Le sénateur mauritanien Mohamed Ould Ghadda qui était apparu comme le chef de file des opposants à la révision constitutionnelle du président Azis est arrêté depuis le référendum de cet été et sans être jugé. Candy Ofime de Human Rights Watch (HRW) l’a rencontré en prison
Mohamed Ould Ghadda, ancien membre du Sénat mauritanien, était assis sur le sol devant la cellule qu’il partage avec huit autres prisonniers, quand je l’ai rencontré à la prison de Nouakchott il y près d’une semaine,.
« J’ai refusé de demander au tribunal d’être placé en liberté provisoire, parce qu’alors cela serait plus facile pour eux de laisser l’affaire traîner », a expliqué Ghadda, qui passe ses journées dans une cellule commune en attendant des nouvelles de la procédure judiciaire. « Pour moi, il n’y a que deux options acceptables : jugez-moi ou acquittez-moi. »
A la tète des opposants
En mars dernier, Ghadda a contribué au rejet d’amendements constitutionnels qui visaient à dissoudre le Sénat, soutenus par le président Mohamed Ould Abdel Aziz. Lorsque le président a soumis la même proposition à un référendum national le 5 août, Ghadda a dénoncé la manœuvre haut et fort. Cinq jours après l’approbation de la proposition du président par les électeurs, Ghadda était placé en garde à vue.
Ghadda a été détenu pendant trois semaines avant de voir un juge. Les six premiers jours, il était détenu au secret. « Ils m’ont laissé seul dans une pièce sombre, personne ne m’adressait la parole », a rapporté Ghadda. Il a dû attendre six semaines de plus avant qu’un juge ne l’interroge sur l’affaire. Ghadda, à qui j’ai pu rendre visite grâce à la Commission nationale des droits de l’homme mauritanienne, est poursuivi pour avoir supposément accepté des financements de l’homme d’affaires et philanthrope exilé Mohamed Bouamatou, fonds que Ghadda est censé avoir distribués aux sénateurs de l’opposition.

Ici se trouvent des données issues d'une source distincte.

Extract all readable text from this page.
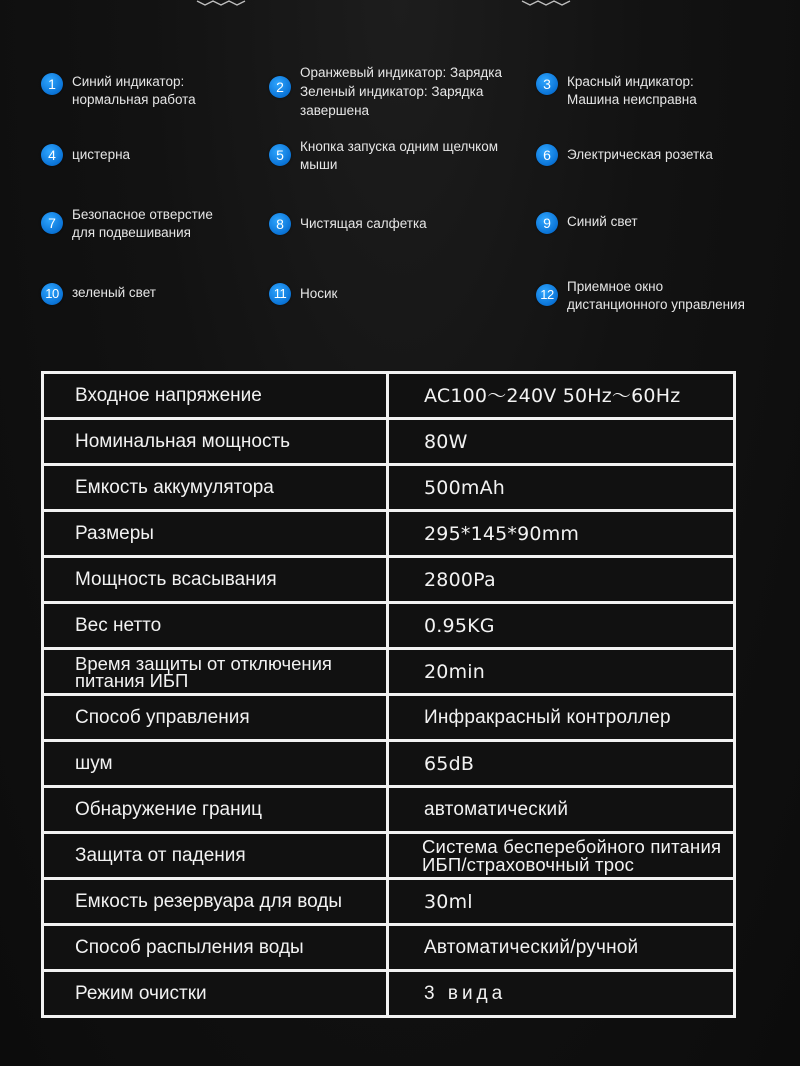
1	Синий индикатор:
нормальная работа
2
Оранжевый индикатор: Зарядка
Зеленый индикатор: Зарядка
завершена
3	Красный индикатор:
Машина неисправна
4	цистерна	5
Кнопка запуска одним щелчком
мыши
6	Электрическая розетка
7
Безопасное отверстие
для подвешивания
8	Чистящая салфетка	9	Синий свет
10 зеленый свет	11	Носик	12
Приемное окно
дистанционного управления
Входное напряжение	AC100～240V 50Hz～60Hz
Номинальная мощность	80W
Емкость аккумулятора	500mAh
Размеры	295*145*90mm
Мощность всасывания	2800Pa
Вес нетто	0.95KG
Время защиты от отключения питания ИБП	20min
Способ управления	Инфракрасный контроллер
шум	65dB
Обнаружение границ	автоматический
Защита от падения	Система бесперебойного питания ИБП/страховочный трос
Емкость резервуара для воды	30ml
Способ распыления воды	Автоматический/ручной
Режим очистки	3 вида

Le ministre de la Justice, Brahim Ould Daddah, m’a indiqué le 19 octobre que le parquet avait l’intention de prouver que les actes de Ghadda constituaient des infractions à la loi mauritanienne anti-corruption de 2016. Ghadda soutient qu’il est innocent de tout méfait.
La Mauritanie a émis un mandat d’arrêt international contre Bouamatou, riche opposant au président. Le collège de juges d’instruction qui a entendu Ghadda le 12 octobre a également placé sous contrôle judiciaire douze autres sénateurs, quatre journalistes indépendants et deux leaders syndicaux – eux aussi à cause de leurs liens supposés avec Bouamatou.
Une logique d’intimidation
De nombreuses personnes en Mauritanie ont confié à Human Rights Watch qu’ils pensaient que derrière cette enquête de corruption, se cachait en réalité la volonté de réduire au silence un opposant du président et d’intimider les autres opposants, les journalistes indépendants et les acteurs de la société civile qui pourraient accepter un soutien de la part de Mohamed Bouamatou.
Pour dissiper cette impression, rien ne serait plus efficace qu’une résolution rapide de la procédure en cours contre Ghadda. Les autorités devraient donc soit le juger de façon équitable, soit abandonner les poursuites contre lui.